Normally it would’ve taken me days to extricate myself from the clutches of the Assembly’s security. With Rogan emanating menace and Cornelius explaining things in a calm, patient tone one normally used with small children, we walked out of the building in twenty minutes. They stuck to the truth: Forsberg attacked Rogan without provocation. Cornelius and I just happened to be in the way, and there were a dozen witnesses who would confirm it. When one of the security people asked if Rogan had threatened Forsberg, the Scourge of Mexico looked at him for a moment and condescended to explain that he hadn’t threatened anyone. He had been moving though the hallway with a purpose because he had someplace to be and if they had a problem identifying the difference between that and him actually threatening someone, he would be happy to demonstrate. They decided not to question him further after that.
Outside, Rogan raised his head and squinted at the sun that broke through the overcast sky. The robes were really too much. He needed some crimson banners and a glowing staff and he’d be all set.
His face was tight. He was pissed off. I was pissed off too. We’d lost Forsberg and we had no idea how he’d died, let alone any clues as to who might have helped him on his way.
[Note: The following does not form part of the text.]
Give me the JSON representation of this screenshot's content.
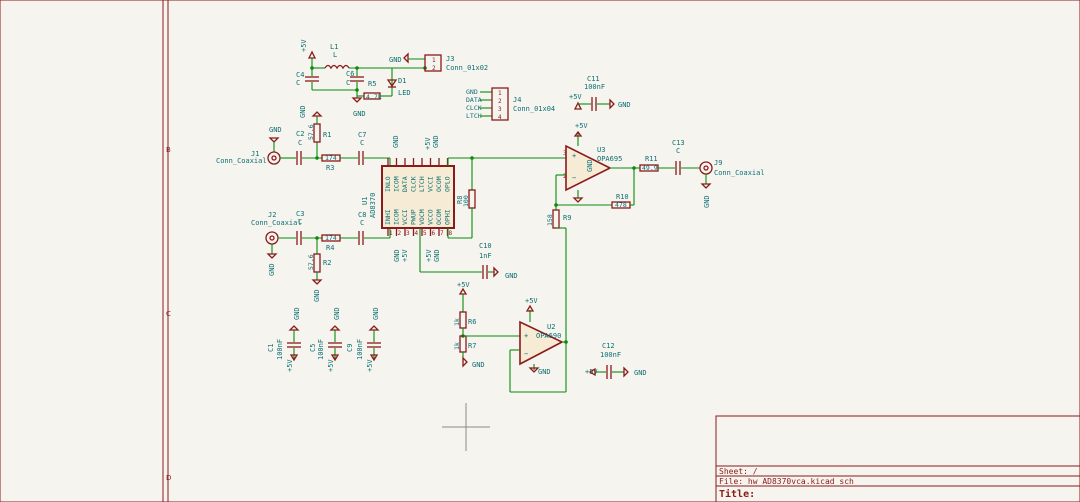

House Forsberg would circle the wagons and hunker down now. Everything about this investigation had just become a lot harder.
“Since when did you stop carrying your gun?” Rogan asked.
“Mr. Rogan . . .”
“Oh no.” Rogan glanced at Cornelius. “We’re back to formal ground. I’m clearly out of favor.”
“Mr. Rogan . . .”
“Why are you mad at me?”
I made a heroic effort to keep my voice calm and measured. “You panicked the witness I was interrogating, causing him to throw me around like a rag doll, hop his way through the floors, and get himself killed, which really complicates my life and robs my client of an opportunity to discover why his wife was murdered, and then you almost strangled said client in an elevator.”
“It does sound bad when you put it that way, Ms. Baylor.”
His words were meant to sound light, but his eyes remained dark and grim. Something bad had happened to Rogan. I almost reached out, then caught myself. No.
No.
The man was a disease and I couldn’t get rid of the infection as it was. I so didn’t need another outbreak of Rogan fever.
Two Range Rovers pulled up, one gunmetal grey, the other white, both with familiar thick and tinted windows. Rogan owned a fleet of VR9 armored cars. They were state-of-the-art custom vehicles, built to be armored from the ground up while looking perfectly normal and blending into traffic, and they handled like a dream. I’d ridden in one just before Adam Pierce blew it up.
An athletic man in his twenties, with short blond hair and military bearing, jumped out of the grey Range Rover and brought the keys to Rogan. “Sir. Ms. Baylor.”
“Hello, Troy.” I was there when Troy had his job interview and was hired. He was ex-military and Rogan had saved him from a foreclosure. Today Troy wore a hip holster, full and in plain view.